These are good things -- wanting to make our worlds better places because we existed and lived in them.
So, I'm going to tell you a way you can make a history today. Here it is: write letters. Write to people you love. Write to people who admire you. Write, write, write...Oh, and send them too! A postage stamp continues to be the best bargain we can find in communication.
I am writing a Bible study for writers presently and I wrote a chapter on letter writing. I quoted an article from a national magazine that bears repeating here. I'll just cut and paste from the study:
An article written in 2009 for Newsweek by Writer Malcom Jones entitled The History and Lost Art of Letter Writing states, “The decline in letter writing constitutes a cultural shift so vast that in the future, historians may divide time not between B.C. and A.D. but between the eras when people wrote letters and when they did not.”
Why? Because, “Historians depend on the written record.”
Another wonderful thing about letter writing is what it does for the letter writer. Jones uses Abraham Lincoln as an example. Jones writes, “Abraham Lincoln's speeches leave us in awe of the man. His letters make us like him, because we hear a more unburnished voice and more unbuttoned personality.
“Moreover, his correspondence proves that the more one writes—and Lincoln wrote a lot—the more relaxed the writer becomes, the more at ease he or she is in the act of writing and the more able to fully express thought and emotion.”

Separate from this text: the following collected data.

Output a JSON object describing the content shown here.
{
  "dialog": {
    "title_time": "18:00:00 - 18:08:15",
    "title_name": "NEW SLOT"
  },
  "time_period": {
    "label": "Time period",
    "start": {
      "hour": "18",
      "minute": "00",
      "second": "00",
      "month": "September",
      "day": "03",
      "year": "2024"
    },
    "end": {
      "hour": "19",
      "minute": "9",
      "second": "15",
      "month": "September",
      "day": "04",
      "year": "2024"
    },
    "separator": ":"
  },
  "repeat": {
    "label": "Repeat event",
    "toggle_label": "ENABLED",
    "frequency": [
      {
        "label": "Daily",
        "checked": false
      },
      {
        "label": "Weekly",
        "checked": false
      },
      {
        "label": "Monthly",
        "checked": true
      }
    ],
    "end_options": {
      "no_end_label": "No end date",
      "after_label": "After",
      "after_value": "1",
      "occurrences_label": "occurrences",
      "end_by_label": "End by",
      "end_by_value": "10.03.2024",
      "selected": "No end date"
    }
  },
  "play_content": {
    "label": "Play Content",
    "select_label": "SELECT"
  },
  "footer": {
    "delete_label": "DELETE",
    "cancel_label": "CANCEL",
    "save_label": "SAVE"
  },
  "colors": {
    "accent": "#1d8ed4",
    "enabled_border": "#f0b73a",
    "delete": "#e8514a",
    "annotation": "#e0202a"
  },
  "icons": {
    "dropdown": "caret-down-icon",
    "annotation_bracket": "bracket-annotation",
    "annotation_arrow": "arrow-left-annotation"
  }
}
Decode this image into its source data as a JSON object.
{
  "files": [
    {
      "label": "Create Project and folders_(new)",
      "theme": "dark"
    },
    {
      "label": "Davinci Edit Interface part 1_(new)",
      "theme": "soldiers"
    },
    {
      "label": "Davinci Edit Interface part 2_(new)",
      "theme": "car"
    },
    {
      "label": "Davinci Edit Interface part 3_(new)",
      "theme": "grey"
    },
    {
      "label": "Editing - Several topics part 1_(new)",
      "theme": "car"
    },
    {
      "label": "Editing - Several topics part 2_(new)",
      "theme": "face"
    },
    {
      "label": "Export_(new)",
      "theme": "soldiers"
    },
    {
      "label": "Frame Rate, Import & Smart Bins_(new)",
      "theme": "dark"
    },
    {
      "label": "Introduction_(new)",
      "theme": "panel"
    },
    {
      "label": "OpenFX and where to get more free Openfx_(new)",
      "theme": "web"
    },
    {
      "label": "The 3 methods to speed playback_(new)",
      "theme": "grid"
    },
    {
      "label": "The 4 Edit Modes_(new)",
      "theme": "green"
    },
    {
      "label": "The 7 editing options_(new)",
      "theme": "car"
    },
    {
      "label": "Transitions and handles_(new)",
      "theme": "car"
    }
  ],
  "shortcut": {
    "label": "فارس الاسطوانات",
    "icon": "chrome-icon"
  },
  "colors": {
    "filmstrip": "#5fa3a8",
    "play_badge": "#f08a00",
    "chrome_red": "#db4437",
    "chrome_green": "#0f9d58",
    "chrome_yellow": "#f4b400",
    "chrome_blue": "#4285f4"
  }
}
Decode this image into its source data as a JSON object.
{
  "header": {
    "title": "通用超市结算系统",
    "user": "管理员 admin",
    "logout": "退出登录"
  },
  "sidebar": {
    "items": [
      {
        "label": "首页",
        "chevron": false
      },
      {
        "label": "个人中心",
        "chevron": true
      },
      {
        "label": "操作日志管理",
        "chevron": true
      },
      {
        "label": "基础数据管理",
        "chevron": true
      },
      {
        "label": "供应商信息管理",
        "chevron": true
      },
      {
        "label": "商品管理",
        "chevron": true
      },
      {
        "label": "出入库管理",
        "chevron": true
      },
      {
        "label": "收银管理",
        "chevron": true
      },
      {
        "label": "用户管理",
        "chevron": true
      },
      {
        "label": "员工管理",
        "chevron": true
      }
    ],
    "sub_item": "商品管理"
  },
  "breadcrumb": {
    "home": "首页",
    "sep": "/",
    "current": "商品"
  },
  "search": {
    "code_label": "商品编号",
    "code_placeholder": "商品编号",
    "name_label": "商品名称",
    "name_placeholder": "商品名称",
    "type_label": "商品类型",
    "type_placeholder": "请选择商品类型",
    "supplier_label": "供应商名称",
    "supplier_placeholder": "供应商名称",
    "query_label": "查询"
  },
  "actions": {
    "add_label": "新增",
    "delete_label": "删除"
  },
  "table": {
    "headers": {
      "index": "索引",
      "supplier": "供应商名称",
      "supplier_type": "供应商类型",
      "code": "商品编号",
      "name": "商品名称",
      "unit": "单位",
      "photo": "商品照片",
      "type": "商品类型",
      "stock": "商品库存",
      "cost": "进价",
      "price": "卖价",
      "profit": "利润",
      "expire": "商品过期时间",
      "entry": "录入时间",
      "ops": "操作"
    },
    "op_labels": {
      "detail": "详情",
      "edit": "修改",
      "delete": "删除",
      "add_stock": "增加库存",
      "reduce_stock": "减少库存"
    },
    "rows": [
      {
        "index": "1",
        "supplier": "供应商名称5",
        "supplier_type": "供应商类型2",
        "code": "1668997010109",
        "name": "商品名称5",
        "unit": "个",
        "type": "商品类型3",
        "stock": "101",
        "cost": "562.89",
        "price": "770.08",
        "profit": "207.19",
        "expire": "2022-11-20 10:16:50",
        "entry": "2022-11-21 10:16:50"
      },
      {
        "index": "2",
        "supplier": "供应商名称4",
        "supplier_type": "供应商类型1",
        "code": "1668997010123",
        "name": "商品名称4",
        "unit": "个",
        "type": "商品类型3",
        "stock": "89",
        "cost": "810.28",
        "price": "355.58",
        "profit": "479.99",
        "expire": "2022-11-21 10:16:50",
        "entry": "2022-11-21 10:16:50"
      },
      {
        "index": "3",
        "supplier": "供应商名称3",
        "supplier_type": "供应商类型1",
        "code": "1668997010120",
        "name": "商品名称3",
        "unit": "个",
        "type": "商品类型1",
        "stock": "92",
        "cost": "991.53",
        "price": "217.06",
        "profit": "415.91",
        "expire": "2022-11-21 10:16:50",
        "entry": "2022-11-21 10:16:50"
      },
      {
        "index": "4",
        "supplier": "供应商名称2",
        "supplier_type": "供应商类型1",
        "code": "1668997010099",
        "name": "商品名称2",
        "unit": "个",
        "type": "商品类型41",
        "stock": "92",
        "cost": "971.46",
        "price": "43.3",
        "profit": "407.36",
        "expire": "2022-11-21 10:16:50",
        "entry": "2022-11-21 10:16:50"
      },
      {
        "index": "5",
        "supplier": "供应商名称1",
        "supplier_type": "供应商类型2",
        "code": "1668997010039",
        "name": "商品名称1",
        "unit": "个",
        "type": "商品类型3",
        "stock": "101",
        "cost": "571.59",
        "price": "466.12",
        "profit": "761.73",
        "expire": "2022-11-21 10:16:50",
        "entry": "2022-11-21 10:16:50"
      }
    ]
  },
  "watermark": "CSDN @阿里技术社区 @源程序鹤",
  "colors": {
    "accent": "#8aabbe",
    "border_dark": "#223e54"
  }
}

Think about the last time you received a personal letter -- think of how you felt. There must be someone in your life you can write letters to -- it is a very good thing. You can encourage them. You can share scripture. You can tell them you love them. And think of the letters that changed history -- the letters of the New Testament are what I think of. Where would be without them? Where would this world be without them?
God will use you in a letter. Your letters may well become keepsakes that are passed from generation to generation. You can do it! I know you can (and emails and texts don't count).